Kahramanmaraş merkezli depremler, ekonomik yaşamı ve üretimi de olumsuz etkileyecek. Farklı sektör ve meslek gruplarından temsilciler alanlarında görülen hasara dair açıklamalar yapıyor. İlgililer, Türkiye’de son yıllarda ciddi bir hayat pahalılığı yaşandığına dikkati çekiyor. Bu pahalılık içerisinde dar ve orta gelirli kesimi en çok zorlayan ise hiç kuşku yok ki ön alınmayan gıda fiyatlarındaki fahiş artışlar. Depremin etkilediği şehirler, tarım faaliyetleri içerisinde ciddi büyüklükteki alana sahipler.
Birleşik Kamu İş’in araştırmasına göre; gıda fiyatları Şubat ayında bir önceki aya göre yüzde 5,1 arttı. Gıdada son bir yıllık fiyat artışı ise yüzde 136,3 olarak ölçüldü. TÜİK verilerine göre; tarım ürünleri üretici fiyatları (Tarım ÜFE), ocak ayında aylık yüzde 13,74 yıllık 68,49 oranında arttı. İçinde bulunduğumuz zorlu süreçte, depremin bu oranları daha da olumsuz etkilemesi bekleniyor. Üreticiyi ve tüketiciyi zor günler bekliyor.

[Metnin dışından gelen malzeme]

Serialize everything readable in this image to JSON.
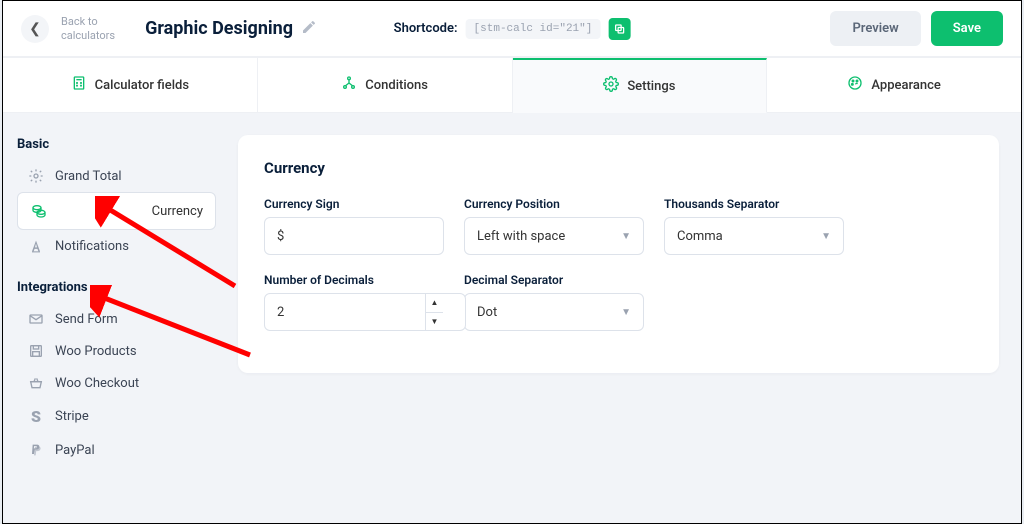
{
  "header": {
    "back_label": "Back to\ncalculators",
    "title": "Graphic Designing",
    "shortcode_label": "Shortcode:",
    "shortcode_value": "[stm-calc id=\"21\"]",
    "preview_label": "Preview",
    "save_label": "Save"
  },
  "tabs": {
    "fields": "Calculator fields",
    "conditions": "Conditions",
    "settings": "Settings",
    "appearance": "Appearance"
  },
  "sidebar": {
    "basic_label": "Basic",
    "integrations_label": "Integrations",
    "basic": {
      "grand_total": "Grand Total",
      "currency": "Currency",
      "notifications": "Notifications"
    },
    "integrations": {
      "send_form": "Send Form",
      "woo_products": "Woo Products",
      "woo_checkout": "Woo Checkout",
      "stripe": "Stripe",
      "paypal": "PayPal"
    }
  },
  "panel": {
    "heading": "Currency",
    "sign_label": "Currency Sign",
    "sign_value": "$",
    "position_label": "Currency Position",
    "position_value": "Left with space",
    "thousands_label": "Thousands Separator",
    "thousands_value": "Comma",
    "decimals_label": "Number of Decimals",
    "decimals_value": "2",
    "decimalsep_label": "Decimal Separator",
    "decimalsep_value": "Dot"
  }
}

Deprem, tarımsal ürünlerin ve gıdaların fiyatlarını da olağanüstü ölçüde etkiledi. Bu durum, önümüzdeki günlerde fiyatların daha da artacağının ön habercisi. Deprem bölgesindeki tarım alanları ile tarımsal ve hayvancılık faaliyetleri depremden olumsuz etkilendi. Bölgede çiftçi borçları da ertelendi.

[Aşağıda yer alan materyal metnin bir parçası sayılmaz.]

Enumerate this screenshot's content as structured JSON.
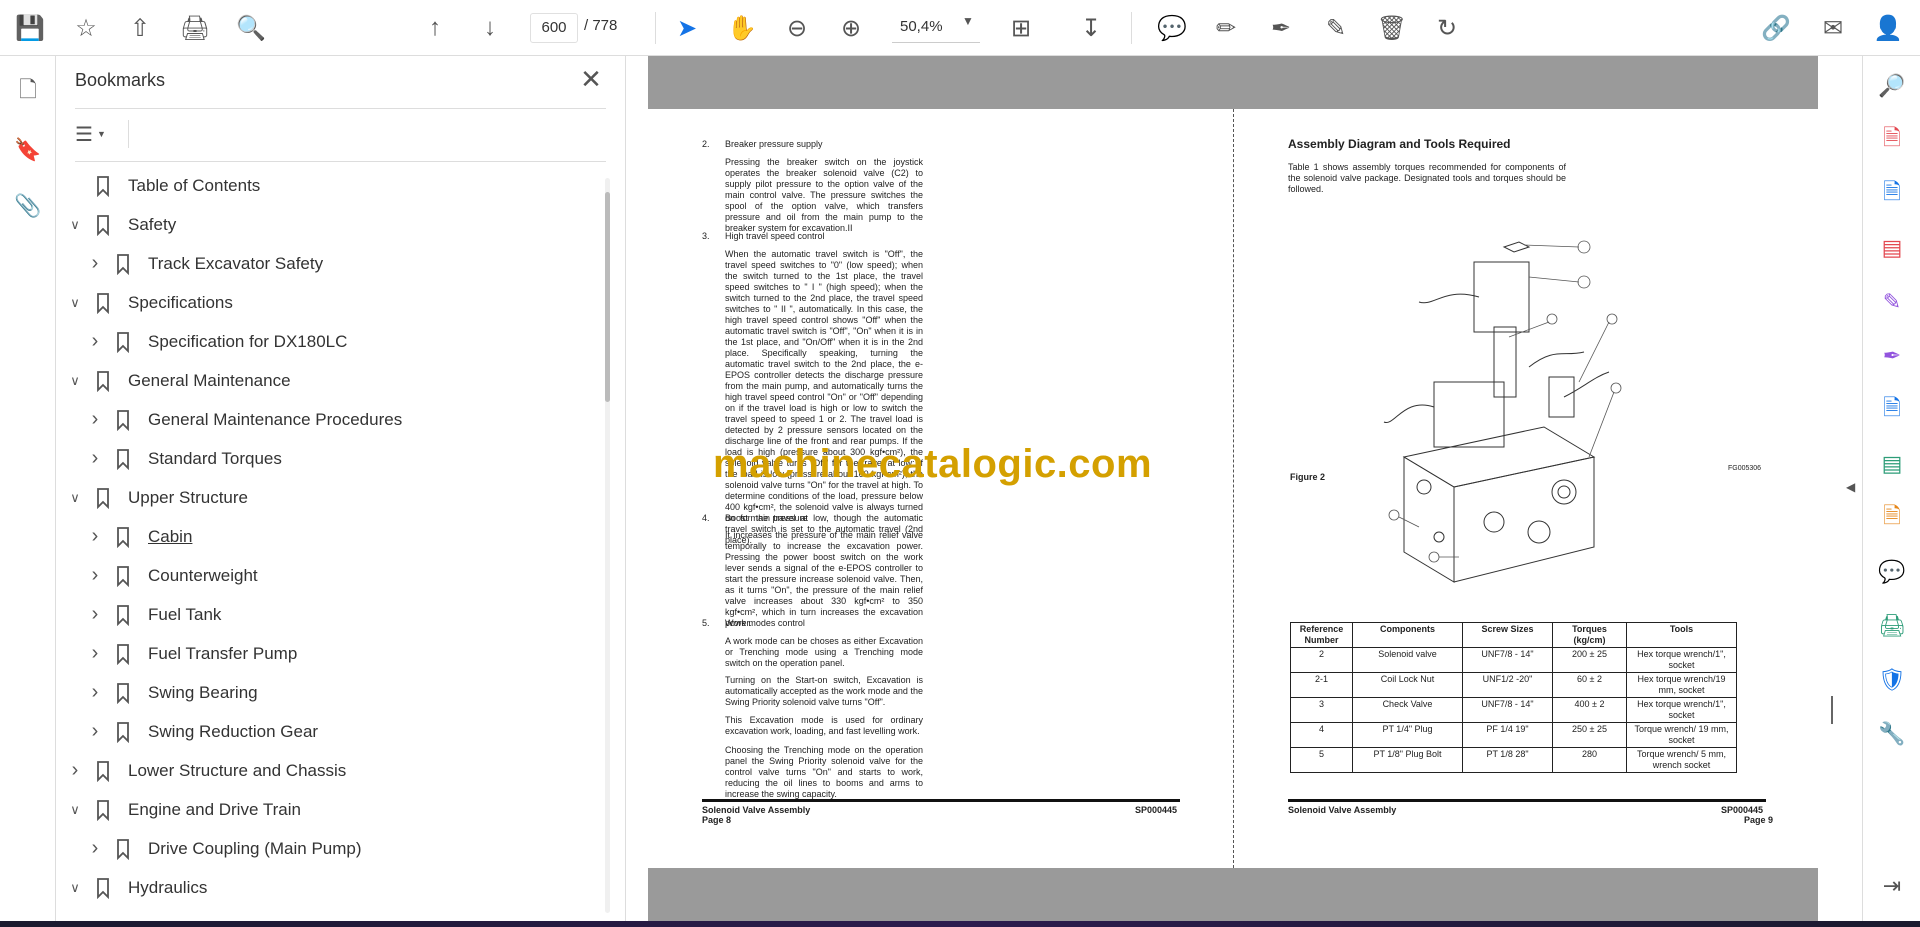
{
  "toolbar": {
    "page_current": "600",
    "page_total": "/ 778",
    "zoom": "50,4%",
    "icons": [
      "save-icon",
      "star-icon",
      "upload-icon",
      "print-icon",
      "find-icon",
      "page-up-icon",
      "page-down-icon",
      "select-arrow-icon",
      "hand-icon",
      "zoom-out-icon",
      "zoom-in-icon",
      "fit-page-icon",
      "scroll-mode-icon",
      "comment-icon",
      "highlight-icon",
      "sign-icon",
      "edit-icon",
      "delete-icon",
      "rotate-icon",
      "share-link-icon",
      "mail-icon",
      "account-icon"
    ]
  },
  "bookmarks": {
    "title": "Bookmarks",
    "items": [
      {
        "label": "Table of Contents",
        "level": 0,
        "chevron": "none"
      },
      {
        "label": "Safety",
        "level": 0,
        "chevron": "down"
      },
      {
        "label": "Track Excavator Safety",
        "level": 1,
        "chevron": "right"
      },
      {
        "label": "Specifications",
        "level": 0,
        "chevron": "down"
      },
      {
        "label": "Specification for DX180LC",
        "level": 1,
        "chevron": "right"
      },
      {
        "label": "General Maintenance",
        "level": 0,
        "chevron": "down"
      },
      {
        "label": "General Maintenance Procedures",
        "level": 1,
        "chevron": "right"
      },
      {
        "label": "Standard Torques",
        "level": 1,
        "chevron": "right"
      },
      {
        "label": "Upper Structure",
        "level": 0,
        "chevron": "down"
      },
      {
        "label": "Cabin",
        "level": 1,
        "chevron": "right"
      },
      {
        "label": "Counterweight",
        "level": 1,
        "chevron": "right"
      },
      {
        "label": "Fuel Tank",
        "level": 1,
        "chevron": "right"
      },
      {
        "label": "Fuel Transfer Pump",
        "level": 1,
        "chevron": "right"
      },
      {
        "label": "Swing Bearing",
        "level": 1,
        "chevron": "right"
      },
      {
        "label": "Swing Reduction Gear",
        "level": 1,
        "chevron": "right"
      },
      {
        "label": "Lower Structure and Chassis",
        "level": 0,
        "chevron": "right"
      },
      {
        "label": "Engine and Drive Train",
        "level": 0,
        "chevron": "down"
      },
      {
        "label": "Drive Coupling (Main Pump)",
        "level": 1,
        "chevron": "right"
      },
      {
        "label": "Hydraulics",
        "level": 0,
        "chevron": "down"
      }
    ]
  },
  "left_page": {
    "s2_num": "2.",
    "s2_title": "Breaker pressure supply",
    "s2_body": "Pressing the breaker switch on the joystick operates the breaker solenoid valve (C2) to supply pilot pressure to the option valve of the main control valve. The pressure switches the spool of the option valve, which transfers pressure and oil from the main pump to the breaker system for excavation.II",
    "s3_num": "3.",
    "s3_title": "High travel speed control",
    "s3_body": "When the automatic travel switch is \"Off\", the travel speed switches to \"0\" (low speed); when the switch turned to the 1st place, the travel speed switches to \" I \" (high speed); when the switch turned to the 2nd place, the travel speed switches to \" II \", automatically. In this case, the high travel speed control shows \"Off\" when the automatic travel switch is \"Off\", \"On\" when it is in the 1st place, and \"On/Off\" when it is in the 2nd place. Specifically speaking, turning the automatic travel switch to the 2nd place, the e-EPOS controller detects the discharge pressure from the main pump, and automatically turns the high travel speed control \"On\" or \"Off\" depending on if the travel load is high or low to switch the travel speed to speed 1 or 2. The travel load is detected by 2 pressure sensors located on the discharge line of the front and rear pumps. If the load is high (pressure about 300 kgf•cm²), the solenoid valve turns \"Off\" for the travel at low; If the load is low (pressure about 160 kgf•cm²), the solenoid valve turns \"On\" for the travel at high. To determine conditions of the load, pressure below 400 kgf•cm², the solenoid valve is always turned on for the travel at low, though the automatic travel switch is set to the automatic travel (2nd place).",
    "s4_num": "4.",
    "s4_title": "Boost main pressure",
    "s4_body": "It increases the pressure of the main relief valve temporally to increase the excavation power. Pressing the power boost switch on the work lever sends a signal of the e-EPOS controller to start the pressure increase solenoid valve. Then, as it turns \"On\", the pressure of the main relief valve increases about 330 kgf•cm² to 350 kgf•cm², which in turn increases the excavation power.",
    "s5_num": "5.",
    "s5_title": "Work modes control",
    "s5_p1": "A work mode can be choses as either Excavation or Trenching mode using a Trenching mode switch on the operation panel.",
    "s5_p2": "Turning on the Start-on switch, Excavation is automatically accepted as the work mode and the Swing Priority solenoid valve turns \"Off\".",
    "s5_p3": "This Excavation mode is used for ordinary excavation work, loading, and fast levelling work.",
    "s5_p4": "Choosing the Trenching mode on the operation panel the Swing Priority solenoid valve for the control valve turns \"On\" and starts to work, reducing the oil lines to booms and arms to increase the swing capacity.",
    "footer_title": "Solenoid Valve Assembly",
    "footer_code": "SP000445",
    "footer_page": "Page 8"
  },
  "right_page": {
    "heading": "Assembly Diagram and Tools Required",
    "intro": "Table 1 shows assembly torques recommended for components of the solenoid valve package. Designated tools and torques should be followed.",
    "figure_label": "Figure 2",
    "figure_code": "FG005306",
    "callouts": [
      "2-1",
      "2-2",
      "2",
      "3",
      "1",
      "4",
      "5"
    ],
    "table": {
      "headers": [
        "Reference Number",
        "Components",
        "Screw Sizes",
        "Torques (kg/cm)",
        "Tools"
      ],
      "rows": [
        [
          "2",
          "Solenoid valve",
          "UNF7/8 - 14\"",
          "200 ± 25",
          "Hex torque wrench/1\", socket"
        ],
        [
          "2-1",
          "Coil Lock Nut",
          "UNF1/2 -20\"",
          "60 ± 2",
          "Hex torque wrench/19 mm, socket"
        ],
        [
          "3",
          "Check Valve",
          "UNF7/8 - 14\"",
          "400 ± 2",
          "Hex torque wrench/1\", socket"
        ],
        [
          "4",
          "PT 1/4\" Plug",
          "PF 1/4 19\"",
          "250 ± 25",
          "Torque wrench/ 19 mm, socket"
        ],
        [
          "5",
          "PT 1/8\" Plug Bolt",
          "PT 1/8 28\"",
          "280",
          "Torque wrench/ 5 mm, wrench socket"
        ]
      ]
    },
    "footer_title": "Solenoid Valve Assembly",
    "footer_code": "SP000445",
    "footer_page": "Page 9"
  },
  "watermark": "machinecatalogic.com",
  "colors": {
    "accent": "#1473e6",
    "watermark": "#d4a000",
    "page_gray": "#9a9a9a"
  }
}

Depremin meydana geldiği bölge, tarım ve hayvancılık bölgesi olarak çok önemli bir özelliğe sahip. Depremden etkilenen bölgelerde 3.5 milyon hektarlık tarım arazisi, yaklaşık 5 bin köy bulunurken kayıtlı çiftçi sayısının ise 300 bin olduğu tahmin ediliyor.
Depremlerin ardından bölgede yaşayan çiftçilerin sorunlarını ve alınması gereken önlemleri değerlendiren Tarım Platformu, yeniden yapılaşmada tarım arazilerinin amaç dışı kullanılmamasını istedi. Platform, bölgedeki çiftçi ve yetiştirici göçünün engellenmesi için acil önlemler alınması çağrısı yaptı.
FAO’dan acil destek çağrısı
Birleşmiş Milletler Gıda ve Tarım Örgütü (FAO), deprem bölgesinde temel gıda üretimindeki aksamalara ilişkin endişelerini dile getirerek, çiftçilerin acil geçim ihtiyaçlarının karşılanması için uluslararası destek talebinde bulundu.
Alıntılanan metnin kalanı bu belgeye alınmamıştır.